Library supporters have donated about $2,400 that is being spent on a low-key levy campaign that includes a brochure mailing, yard signs, and a Web site (www.supportyourlibrary.info).
They'll also man a phone bank that will call all registered adult voters in the city who have used the library in the past year.
Way is a very popular institution in Perrysburg. But gas prices are high, the economy is sagging, and the special August election holds some uncertainty.
Ms. Kelley said she's hoping the change in Ohio election law that permits the use of an absentee ballot for any reason will help. "We encourage our supporters to vote absentee because they can be so busy this time of year with vacations."
The only other issues on the Wood County ballot are levy requests from the Lake Local andAnthony Wayne Local schools, and turnout is expected to be pretty light, said Terry Burton, a director at the county board of elections.
So far, his office has received only 28 requests for absentee ballots for August voting, he said.
"A lot of times in the summer, elections get by people pretty easily. They have a lot going on, and they don't think in the election mode," Mr. Burton said.
Library officials had planned to go to the voters in March but were forced to drop this idea because the city sent a ballot with faulty language to the elections board.
Perrysburg sent the ballot language to the elections board because it is the library's taxing authority.
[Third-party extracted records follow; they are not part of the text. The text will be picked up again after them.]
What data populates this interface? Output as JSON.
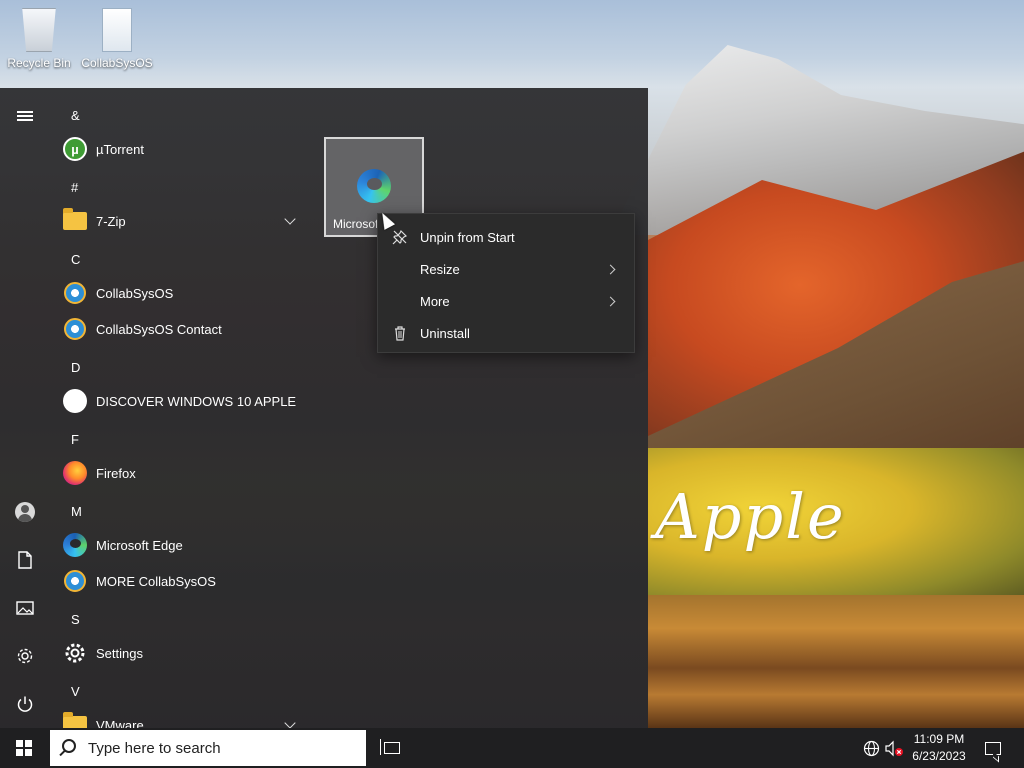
{
  "desktop": {
    "icons": [
      {
        "label": "Recycle Bin",
        "icon": "recycle-bin-icon"
      },
      {
        "label": "CollabSysOS",
        "icon": "document-icon"
      }
    ],
    "wallpaper_text": "Apple"
  },
  "start_menu": {
    "rail": {
      "expand_icon": "hamburger-icon",
      "user_icon": "user-icon",
      "documents_icon": "document-icon",
      "pictures_icon": "pictures-icon",
      "settings_icon": "gear-icon",
      "power_icon": "power-icon"
    },
    "letters": [
      "&",
      "#",
      "C",
      "D",
      "F",
      "M",
      "S",
      "V"
    ],
    "apps": [
      {
        "label": "µTorrent",
        "icon": "utorrent-icon"
      },
      {
        "label": "7-Zip",
        "icon": "folder-icon",
        "expandable": true
      },
      {
        "label": "CollabSysOS",
        "icon": "internet-explorer-icon"
      },
      {
        "label": "CollabSysOS Contact",
        "icon": "internet-explorer-icon"
      },
      {
        "label": "DISCOVER WINDOWS 10 APPLE",
        "icon": "apple-icon"
      },
      {
        "label": "Firefox",
        "icon": "firefox-icon"
      },
      {
        "label": "Microsoft Edge",
        "icon": "edge-icon"
      },
      {
        "label": "MORE CollabSysOS",
        "icon": "internet-explorer-icon"
      },
      {
        "label": "Settings",
        "icon": "gear-icon"
      },
      {
        "label": "VMware",
        "icon": "folder-icon",
        "expandable": true
      }
    ],
    "tile": {
      "label": "Microsoft Edge",
      "icon": "edge-icon"
    },
    "context_menu": [
      {
        "label": "Unpin from Start",
        "icon": "unpin-icon"
      },
      {
        "label": "Resize",
        "submenu": true
      },
      {
        "label": "More",
        "submenu": true
      },
      {
        "label": "Uninstall",
        "icon": "trash-icon"
      }
    ]
  },
  "taskbar": {
    "search_placeholder": "Type here to search",
    "time": "11:09 PM",
    "date": "6/23/2023",
    "tray_icons": [
      "network-icon",
      "volume-muted-icon",
      "notification-icon"
    ]
  }
}
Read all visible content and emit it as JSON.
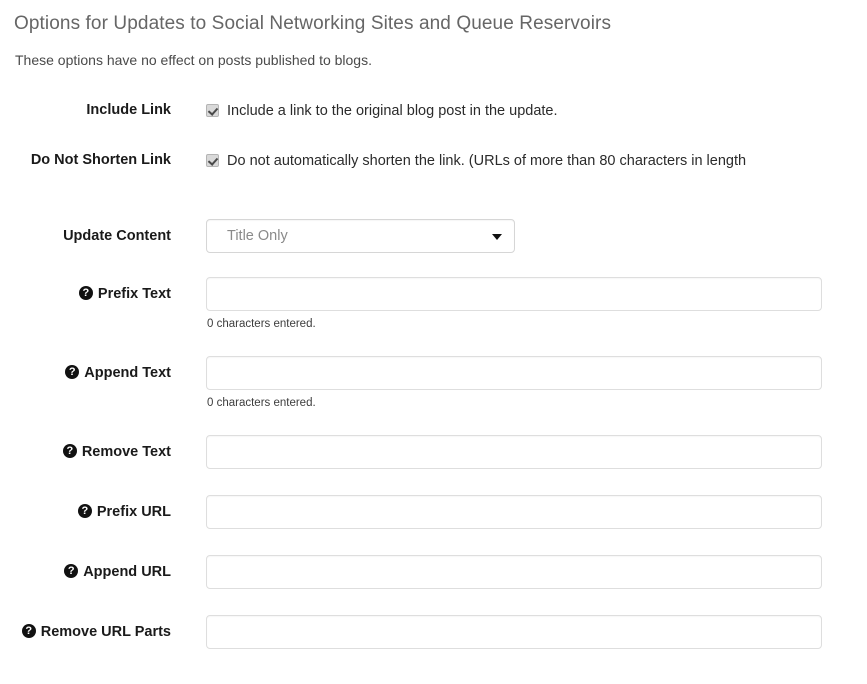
{
  "section": {
    "heading": "Options for Updates to Social Networking Sites and Queue Reservoirs",
    "subtitle": "These options have no effect on posts published to blogs."
  },
  "icons": {
    "help": "?",
    "help_name": "help-icon",
    "dropdown_arrow": "dropdown-arrow-icon"
  },
  "rows": {
    "include_link": {
      "label": "Include Link",
      "checkbox_label": "Include a link to the original blog post in the update.",
      "checked": true
    },
    "do_not_shorten_link": {
      "label": "Do Not Shorten Link",
      "checkbox_label": "Do not automatically shorten the link. (URLs of more than 80 characters in length",
      "checked": true
    },
    "update_content": {
      "label": "Update Content",
      "selected": "Title Only"
    },
    "prefix_text": {
      "label": "Prefix Text",
      "value": "",
      "hint": "0 characters entered."
    },
    "append_text": {
      "label": "Append Text",
      "value": "",
      "hint": "0 characters entered."
    },
    "remove_text": {
      "label": "Remove Text",
      "value": ""
    },
    "prefix_url": {
      "label": "Prefix URL",
      "value": ""
    },
    "append_url": {
      "label": "Append URL",
      "value": ""
    },
    "remove_url_parts": {
      "label": "Remove URL Parts",
      "value": ""
    }
  }
}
Only city residents pay the library levy.
If approved, the four-year, 1.5-mill levy would generate $840,000 annually, representing about 39 percent of the municipal library's operating budget.
It would cost the owner of a $100,000 home about $46 a year, compared to the $31 annual cost of the library's current 1-mill operating levy. The special election is estimated to cost the library about $20,000.
Way has been on a roll in recent years. Last summer, Ms. Kelley was named Ohio Librarian of the Year by the Ohio Library Council, and in 2006 Way was deemed the fourth best library in the country in its size category by Hennen's American Public Library Ratings.
If the levy is adopted, the library will add a full-time librarian for the young adult department, which caters to children 11 to 14 years old. Currently, reference librarian Wendie Kiskaddon doubles in that position.
The library also would add a clerical position, and be able to expand some of its popular programs, Ms. Kelley said.
"Topical Tuesday," an evening program, drew 160 people a few weeks ago to hear a specialist talk about Iraq, Pakistan, and Afghanistan and the war on terror. A League of Women Voters Town Hall Meeting drew a similarly large crowd.
The library has two film series, Reel Art, which shows foreign and art films, and Reel Talk, which features classic movies and a discussion.
"We recognize that a lot of people are pinched now because of the economy," said library spokesman Mary Meyer. "We are an institution that can help fill their needs with books, movies, and computers."